Thousands of years ago, Egyptians used papyrus to write their documents and letters alongside their day-to-day lives. Now, papers people once considered trash are collected and studied by scholars, allowing them to learn about the lives of the people who lived in ways not so different from today.
These papyri now reside in the Harry Ransom Center’s “Lives and Literacy in Ancient Egypt” exhibition, which opened to the public on Saturday and will run through Aug. 2. The collection features documents and artifacts rarely seen by the public, including the world’s earliest fragment of the New Testament and early adaptations of Homer’s “The Odyssey.”
“There’s a lot in the show, but if you have any interest in the past and its relationship to how we live our lives today, there’ll be something for you there,” said Aaron Pratt, Carl and Lily Pforzheimer curator of early books and manuscripts at the Harry Ransom Center. “If you want to feel really far away from the past, you can do that, but if you want to feel really close to the past, you’ll also get that as well.”
In collaboration with The John Rylands Research Institute and Library, the exhibition comprises artifacts from the Greco-Roman period (332 BCE–641 CE) mainly collected from mummy cartonnage, a practice similar to papier-mâché that was used to create cases for the dead.
“I like that there’s, on the one hand, things that are very hard for us to relate to, the stuff that draws us as kids to ancient Egypt,” Pratt said. “They mummify people, and at the same time, when you look at the administrative documents, it’s people being people, and people trying to deal with a bureaucracy that’s really challenging to interact with, and that’s really cool.”
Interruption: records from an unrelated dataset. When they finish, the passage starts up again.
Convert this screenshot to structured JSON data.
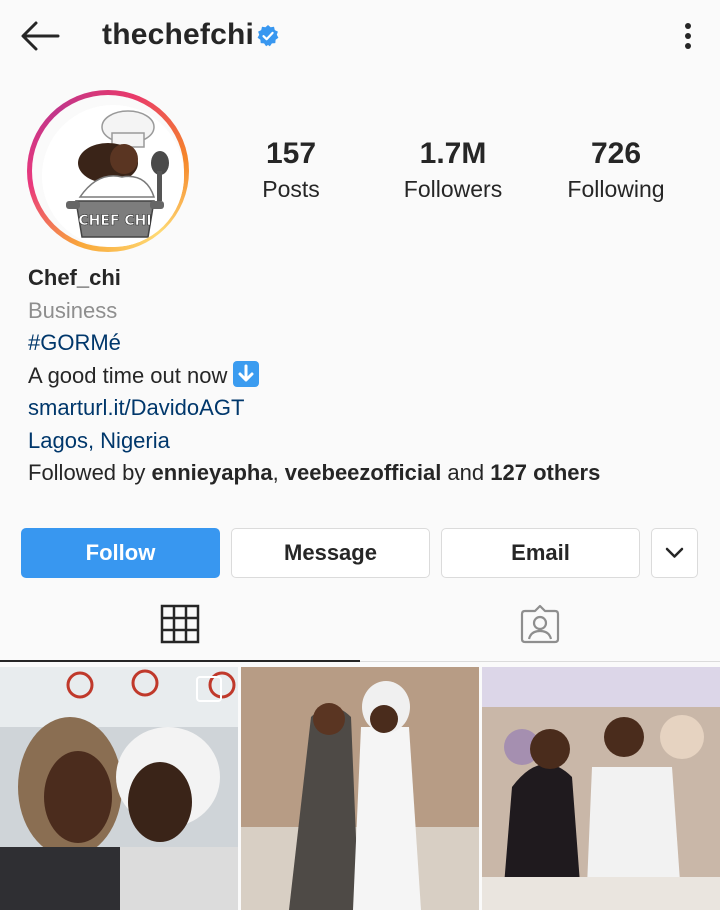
{
  "header": {
    "username": "thechefchi",
    "back_icon": "back-arrow-icon",
    "verified_icon": "verified-badge-icon",
    "more_icon": "more-vertical-icon"
  },
  "profile": {
    "avatar_text": "CHEF CHI"
  },
  "stats": [
    {
      "value": "157",
      "label": "Posts"
    },
    {
      "value": "1.7M",
      "label": "Followers"
    },
    {
      "value": "726",
      "label": "Following"
    }
  ],
  "bio": {
    "name": "Chef_chi",
    "category": "Business",
    "hashtag": "#GORMé",
    "line": "A good time out now",
    "link": "smarturl.it/DavidoAGT",
    "location": "Lagos, Nigeria",
    "followed_by_prefix": "Followed by ",
    "followed_by_user1": "ennieyapha",
    "followed_by_sep": ", ",
    "followed_by_user2": "veebeezofficial",
    "followed_by_and": " and ",
    "followed_by_others": "127 others"
  },
  "actions": {
    "follow": "Follow",
    "message": "Message",
    "email": "Email",
    "dropdown_icon": "chevron-down-icon"
  },
  "colors": {
    "follow_blue": "#3897f0",
    "link_blue": "#00376b",
    "verified_blue": "#3897f0"
  }
}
The show also includes funerary portraits and steles, pottery and interactive features, such as a puzzle from a manuscript fragment and a touch-and-feel papyrus station.
“There’s an explosion of paperwork that emerges, particularly in the Roman period … and we really are the heirs to Roman bureaucracy, especially here at UT Austin,” religious studies professor Geoffrey Smith said. “We actually benefit from the super abundance of paperwork that was probably very stressful for them.”
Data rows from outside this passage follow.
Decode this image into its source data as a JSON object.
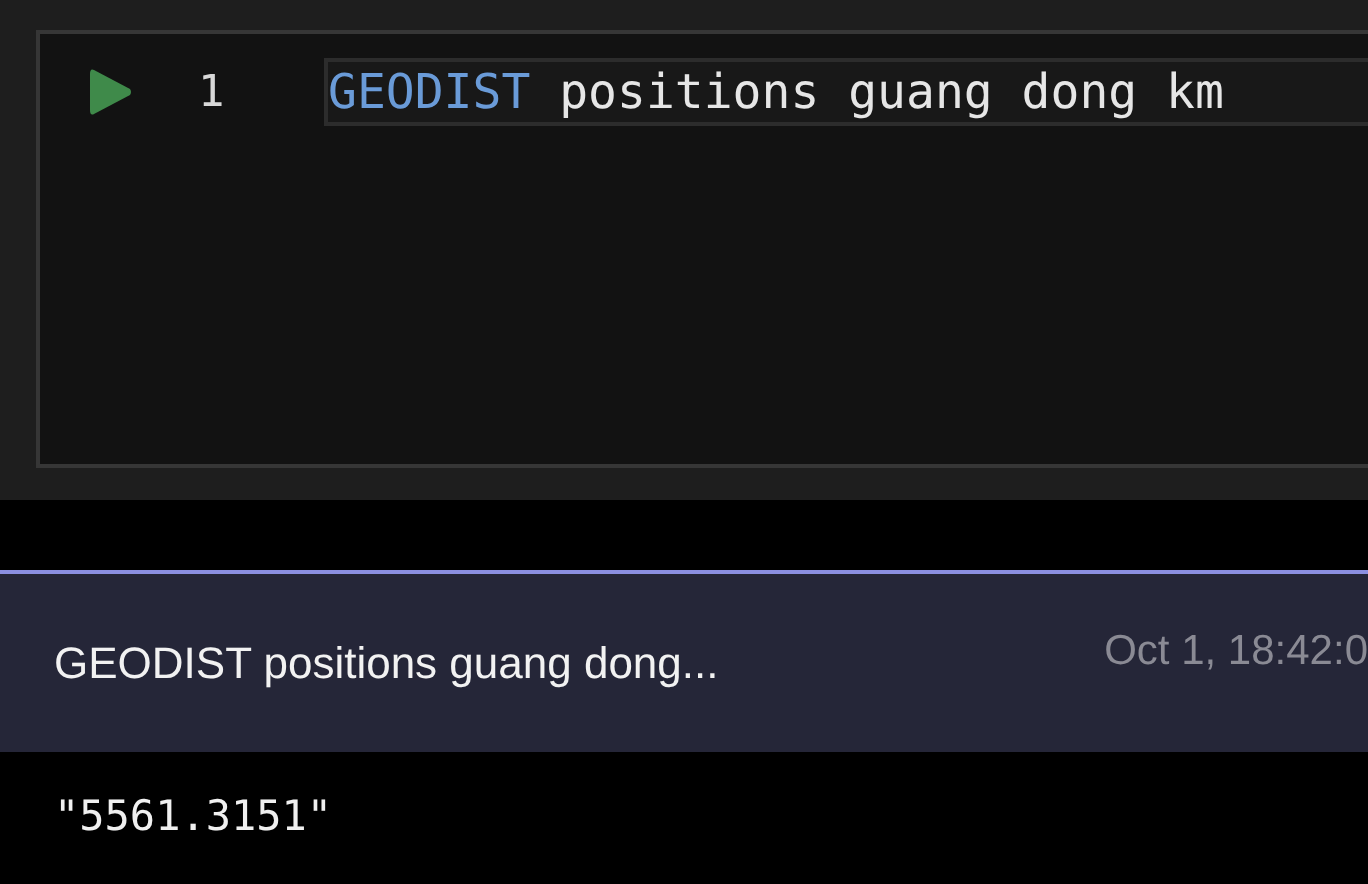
{
  "editor": {
    "lines": [
      {
        "number": "1",
        "tokens": [
          {
            "text": "GEODIST",
            "kind": "keyword"
          },
          {
            "text": " positions guang dong km",
            "kind": "plain"
          }
        ]
      }
    ]
  },
  "history": {
    "command": "GEODIST positions guang dong...",
    "time": "Oct 1, 18:42:0"
  },
  "result": {
    "value": "\"5561.3151\""
  }
}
From neighborly disputes to marriage poems and a book of the dead, visitors learn the culture, religion, government and day-to-day lives of the Ancient Egyptians.
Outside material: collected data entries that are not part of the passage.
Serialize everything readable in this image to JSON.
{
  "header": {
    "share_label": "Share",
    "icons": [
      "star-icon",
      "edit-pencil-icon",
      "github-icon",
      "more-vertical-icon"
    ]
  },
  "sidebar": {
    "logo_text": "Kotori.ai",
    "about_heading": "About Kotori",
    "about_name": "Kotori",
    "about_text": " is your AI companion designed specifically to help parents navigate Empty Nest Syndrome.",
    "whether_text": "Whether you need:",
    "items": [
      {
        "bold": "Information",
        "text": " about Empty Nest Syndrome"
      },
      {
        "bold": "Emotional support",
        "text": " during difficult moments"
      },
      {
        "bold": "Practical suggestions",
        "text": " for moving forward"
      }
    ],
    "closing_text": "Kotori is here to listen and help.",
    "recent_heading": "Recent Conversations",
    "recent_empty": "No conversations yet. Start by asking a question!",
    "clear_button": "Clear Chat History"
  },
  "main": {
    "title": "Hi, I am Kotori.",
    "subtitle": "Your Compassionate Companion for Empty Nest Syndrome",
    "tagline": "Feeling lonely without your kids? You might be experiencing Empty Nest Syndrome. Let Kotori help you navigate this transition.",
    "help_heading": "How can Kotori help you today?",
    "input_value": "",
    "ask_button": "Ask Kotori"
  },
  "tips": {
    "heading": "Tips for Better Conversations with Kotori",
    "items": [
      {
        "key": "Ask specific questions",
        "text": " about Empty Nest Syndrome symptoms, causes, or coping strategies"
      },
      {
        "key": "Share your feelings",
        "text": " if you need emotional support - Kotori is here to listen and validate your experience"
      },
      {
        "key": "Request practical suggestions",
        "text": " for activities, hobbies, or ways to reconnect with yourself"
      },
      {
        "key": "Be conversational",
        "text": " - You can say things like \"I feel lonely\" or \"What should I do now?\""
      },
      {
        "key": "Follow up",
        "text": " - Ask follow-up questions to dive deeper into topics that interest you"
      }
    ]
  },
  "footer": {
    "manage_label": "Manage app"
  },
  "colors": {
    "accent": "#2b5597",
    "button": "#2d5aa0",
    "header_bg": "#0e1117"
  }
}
“What is special about (the exhibition) is, even though it’s many, many years ago that we have these papyri fragments from, we are finding that life isn’t so different from today’s world,” said Ashley Park, head of communications and marketing at the Harry Ransom Center. “There’s lots of drama, there’s lawsuits, there’s insults, there’s gossip. They definitely had a life very similar to what we see here.”